# LaCT for AutoRegressive Video Generation



## Key Features
- **Autoregressive Video Generation** with teacher-forcing training.
- Support for repeating the noise chunk multiple times to increase token utilization.
- Timestep shifting with logit-normal weighting during training.
- Memory efficient with FSDP, distributed ckpt and activation ckpt. 
- Sequence parallelization for attention layers and LaCT. 


### Environment
Here is the environment for the [WanT2V]

We use this 
```
pip install -r requirement.txt
```
Also, please install minVid by
```
cd lact_ar_video
pip install -e .
```

Note: Since this code utilizes FSDP 2.0, it’s recommended to use a recent version of PyTorch with optimal support for FSDP 2.0.

### How to train

Implement your dataset and dataloader in the `data/` directory. Specifically, define your own `get_data_module` function in `data/`, which returns a data loader.

Example usage in train.py:
```
from minVid.data import get_data_module

data_config = config.dataset_train
data_module = get_data_module(data_config, data_seed=data_seed)  # data_seed is an integer
dataloader = data_module.train_dataloader()

data_batch = next(dataloader)
# data_batch["frames"] => [batch_size, 3, num_frames, height, width], RGB videos normalized in [0, 1]
# data_batch["caption"] => list of caption strings per video clip
```

Review and adjust the configuration file (e.g., `configs/ar/lact_ar_chunk3f_1.3B.yaml`), ensuring the pretrained Wan checkpoint path, dataloader configuration, output directories, and your wandb account settings are correctly set. Include your wandb key in `./api_keys.yaml`.

Launch training with:
```
bash launch_train.sh configs/ar/lact_ar_chunk3f_1.3B.yaml -s exp_name <wandb-job-name>
```

To overwrite additional parameters, use the `-s `flag, examples:
```
-s train.lr=0.00001 -s train.use_ema=False -s train.sp_size 2
```

By setting `train.sp_size` larger than 1 will enable sequence parallel automatically.
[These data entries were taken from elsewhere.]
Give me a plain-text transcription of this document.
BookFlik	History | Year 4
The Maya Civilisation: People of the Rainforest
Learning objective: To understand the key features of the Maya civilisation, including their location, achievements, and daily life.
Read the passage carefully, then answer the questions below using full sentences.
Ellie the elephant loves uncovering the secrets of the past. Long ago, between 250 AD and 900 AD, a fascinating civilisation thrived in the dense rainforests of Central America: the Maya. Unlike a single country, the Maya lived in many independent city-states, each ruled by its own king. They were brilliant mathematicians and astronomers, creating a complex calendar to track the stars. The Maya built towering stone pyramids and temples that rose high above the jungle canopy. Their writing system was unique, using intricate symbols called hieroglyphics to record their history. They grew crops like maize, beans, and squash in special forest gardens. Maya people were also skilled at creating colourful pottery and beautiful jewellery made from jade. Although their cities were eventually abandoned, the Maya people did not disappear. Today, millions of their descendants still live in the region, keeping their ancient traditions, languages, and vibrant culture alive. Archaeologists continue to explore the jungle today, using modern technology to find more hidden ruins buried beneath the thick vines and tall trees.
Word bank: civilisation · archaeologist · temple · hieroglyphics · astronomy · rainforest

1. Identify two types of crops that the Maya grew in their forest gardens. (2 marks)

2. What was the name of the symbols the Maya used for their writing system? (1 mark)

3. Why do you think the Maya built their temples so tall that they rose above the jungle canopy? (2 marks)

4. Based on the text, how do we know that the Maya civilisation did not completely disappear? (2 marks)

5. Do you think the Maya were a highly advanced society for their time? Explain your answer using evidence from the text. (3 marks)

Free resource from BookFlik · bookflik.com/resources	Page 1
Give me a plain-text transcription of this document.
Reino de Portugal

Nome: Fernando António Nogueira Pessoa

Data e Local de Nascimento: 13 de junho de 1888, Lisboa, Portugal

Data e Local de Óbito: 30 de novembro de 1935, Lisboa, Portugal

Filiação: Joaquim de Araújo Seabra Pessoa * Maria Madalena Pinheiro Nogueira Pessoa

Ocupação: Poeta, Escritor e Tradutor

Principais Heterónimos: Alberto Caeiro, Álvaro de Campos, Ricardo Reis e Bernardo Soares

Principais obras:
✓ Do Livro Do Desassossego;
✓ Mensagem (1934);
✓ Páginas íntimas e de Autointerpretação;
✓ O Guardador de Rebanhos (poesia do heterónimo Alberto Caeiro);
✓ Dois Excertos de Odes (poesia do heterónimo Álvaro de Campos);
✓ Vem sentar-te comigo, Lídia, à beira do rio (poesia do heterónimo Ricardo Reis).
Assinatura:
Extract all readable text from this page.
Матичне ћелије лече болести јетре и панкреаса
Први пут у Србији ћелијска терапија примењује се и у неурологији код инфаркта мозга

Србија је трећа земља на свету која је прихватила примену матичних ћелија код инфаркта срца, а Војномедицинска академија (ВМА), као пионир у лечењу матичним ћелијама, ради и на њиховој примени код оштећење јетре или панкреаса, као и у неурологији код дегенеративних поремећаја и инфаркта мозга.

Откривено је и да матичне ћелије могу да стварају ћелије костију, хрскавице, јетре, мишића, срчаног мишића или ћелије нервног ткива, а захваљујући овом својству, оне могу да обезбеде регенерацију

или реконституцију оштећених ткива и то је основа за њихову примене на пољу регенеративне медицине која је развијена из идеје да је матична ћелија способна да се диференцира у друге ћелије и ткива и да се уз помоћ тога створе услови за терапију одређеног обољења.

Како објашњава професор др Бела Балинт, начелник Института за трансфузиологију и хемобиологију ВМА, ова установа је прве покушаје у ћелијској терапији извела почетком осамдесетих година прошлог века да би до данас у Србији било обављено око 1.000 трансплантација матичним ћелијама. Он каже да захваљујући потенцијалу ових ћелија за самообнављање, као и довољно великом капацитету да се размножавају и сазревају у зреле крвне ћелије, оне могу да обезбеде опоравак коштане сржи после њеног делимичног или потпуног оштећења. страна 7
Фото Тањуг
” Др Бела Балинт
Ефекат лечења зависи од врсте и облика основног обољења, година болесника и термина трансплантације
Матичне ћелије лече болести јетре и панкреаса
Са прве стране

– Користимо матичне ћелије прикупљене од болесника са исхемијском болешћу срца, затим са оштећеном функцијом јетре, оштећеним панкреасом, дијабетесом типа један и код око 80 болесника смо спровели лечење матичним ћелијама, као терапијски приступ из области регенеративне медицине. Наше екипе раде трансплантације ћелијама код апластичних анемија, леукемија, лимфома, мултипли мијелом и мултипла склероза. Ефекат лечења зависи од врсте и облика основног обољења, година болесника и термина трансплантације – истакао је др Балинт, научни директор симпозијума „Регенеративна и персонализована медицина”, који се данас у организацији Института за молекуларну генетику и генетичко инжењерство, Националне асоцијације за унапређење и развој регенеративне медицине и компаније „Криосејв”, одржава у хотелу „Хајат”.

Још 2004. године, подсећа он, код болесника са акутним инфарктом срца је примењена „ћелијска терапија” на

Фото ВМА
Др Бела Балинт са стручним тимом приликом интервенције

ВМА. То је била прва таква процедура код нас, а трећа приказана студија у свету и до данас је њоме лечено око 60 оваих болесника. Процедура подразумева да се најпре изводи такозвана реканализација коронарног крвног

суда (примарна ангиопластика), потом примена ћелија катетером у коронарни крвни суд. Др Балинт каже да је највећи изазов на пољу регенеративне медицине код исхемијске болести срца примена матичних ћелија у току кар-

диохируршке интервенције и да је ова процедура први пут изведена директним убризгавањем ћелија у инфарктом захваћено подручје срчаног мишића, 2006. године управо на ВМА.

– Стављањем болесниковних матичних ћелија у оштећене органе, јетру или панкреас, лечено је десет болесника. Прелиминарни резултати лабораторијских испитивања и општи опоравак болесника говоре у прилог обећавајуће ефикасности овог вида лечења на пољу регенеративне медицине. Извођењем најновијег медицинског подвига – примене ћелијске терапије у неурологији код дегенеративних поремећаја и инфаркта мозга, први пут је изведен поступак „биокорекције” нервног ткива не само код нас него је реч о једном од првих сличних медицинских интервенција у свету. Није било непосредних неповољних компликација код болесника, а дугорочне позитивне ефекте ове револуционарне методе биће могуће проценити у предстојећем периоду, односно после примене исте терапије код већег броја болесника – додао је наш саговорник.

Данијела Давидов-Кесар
Note current implementation only supports `train.sp_size` is dividable by the number of heads. 

### How to generate videos
There are two provided inference scripts:

Distributed Inference: (`run_wan_inference_distributed.py`)
```
bash dist_inference.sh <config-path> --checkpoint_folder <path-to-checkpoint-folder> --output_folder <path-to-output-folder> --ar
```


Single Process Inference: (`run_wan_inference.py`)
```
python3 inference_scripts/run_wan_inference.py <config-path> --checkpoint_folder <path-to-checkpoint-folder> --output_folder <path-to-output-folder> --ar
```

You can change `--prompt_file_path`  to use different text prompt files when generating the videos.  
The `--ar` flag will use inference code for auto-regressive video gen.